M-1について、昔は見ていたがここ2、3年はいつ開催されているのかすらわかっていなかった。ネタ番組自体をテレビで見ないせいか近年は知らない人ばかりで、まず顔と名前から覚えないといけない。男か女か、特徴的な見た目や声か、というところで判断していると、標準的な二人組が続いた際に「さっきと何が違うんだ?」とやや混乱する。

それは面倒だから見ない理由なのだが、もう一つ嫌な気持ちになるから見ない理由が存在する。嫌な気持ちというほどでもないか、少しばかりもやもやするくらいか。

 

なんとなしに第三者の考えを知ることができる、それがもやもやの原因だ。

今やSNSをチェックすればタイムロスほぼゼロで他人の感想を知ることができてしまう。今のおもしろかったな、と思ってぽかんと口を開けながらSNSを見てしまうと、さっきのはこういう意味だったね、こことここが関係しているんだね、なんて「考察」が目に入る。もちろん、それが合っているのか、製作者側の意図通りだとは限らない。しかし、私もそのからくりに気がつきたかった、自分の頭で発見したかった。純粋な悔しさを感じる。

わたしとあなた、真剣なタイマン勝負をする余裕がない。かつて、テレビの感想なんてものは次の日に学校へ行ってから友人と伝え合うのが常だった。夜、自宅で見たテレビ番組を、まずは自分の中でゆっくり消化する時間があったわけだ(そして、余計なことを口に出す家族はうるさいと理不尽に怒られる)。
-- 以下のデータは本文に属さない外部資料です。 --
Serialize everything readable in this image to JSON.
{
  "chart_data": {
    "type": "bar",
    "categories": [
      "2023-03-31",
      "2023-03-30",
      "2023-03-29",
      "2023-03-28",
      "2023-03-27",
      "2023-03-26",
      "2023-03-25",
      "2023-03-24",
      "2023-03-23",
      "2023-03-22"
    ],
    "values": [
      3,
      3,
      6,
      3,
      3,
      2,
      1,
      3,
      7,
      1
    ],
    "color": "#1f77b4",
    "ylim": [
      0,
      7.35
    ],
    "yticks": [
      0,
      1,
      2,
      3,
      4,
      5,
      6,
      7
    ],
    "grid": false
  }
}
今、私が考えているところだったのに!という子どものかんしゃくなのはわかっている。しかし、小さなもやもやの種はSNSに限らずインターネットの中に漂っていて、見なければいいじゃないと言って解決するわけでもない。たいしたことではないが、多少の不満感が生まれるのなら見なければいいという方向に舵を切ってしまった。

みんなで共有したいという思いより、自分一人で独占したいという欲が勝ってしまうのだ。

 

それと同じことは、例えば星座占いでも起こる。今の時期になると2023年の運勢があちらこちらから発表されている。〇〇座のあなたはこうで……運命数がなんとかのあなたはこうで……。ところで、同じ星座の人、運命数の人って日本に何人いるのだろう。いっぱいいるでしょ、そのいっぱいが「あなたにとっては冒険の年になります」とか、「停滞の最終年です、後半から躍進します」とか言われているわけでしょ。

やはりそこは「わたし」に向けられた言葉が欲しい。それならお金を出して占い師のところへ行くのが正しいのだろうが、ともかく、雑誌の占いをいまいち信じることができない。あんたそうやって、みんなに優しいこと言ってるんでしょ!とややこじれた恋人関係みたいな気持ちなる。

やはりこれも独占欲のせいだろうか。そんな気がする。占いで扱うのは運命と呼ばれるもので、それを十二等分にしてしまうのは納得がいかないし、私が喜んだ部分で日本の十二分の一に相当する人間がやはり同じように喜んでいるなんて、考えただけでくらくらする。それは嫉妬というのだろう。

ところで、自分以外の星座占いなんて読まないから、同じこと書かれていてもわからないよね

 

つまり、テレビ番組を見ながらハッシュタグをつけて感想をSNSにあげているあなたはとても寛容な心の持ち主です。2023年にはそこそこ大きなトラブルが待っていますが、周囲の人間の協力によりことなきを得るでしょう。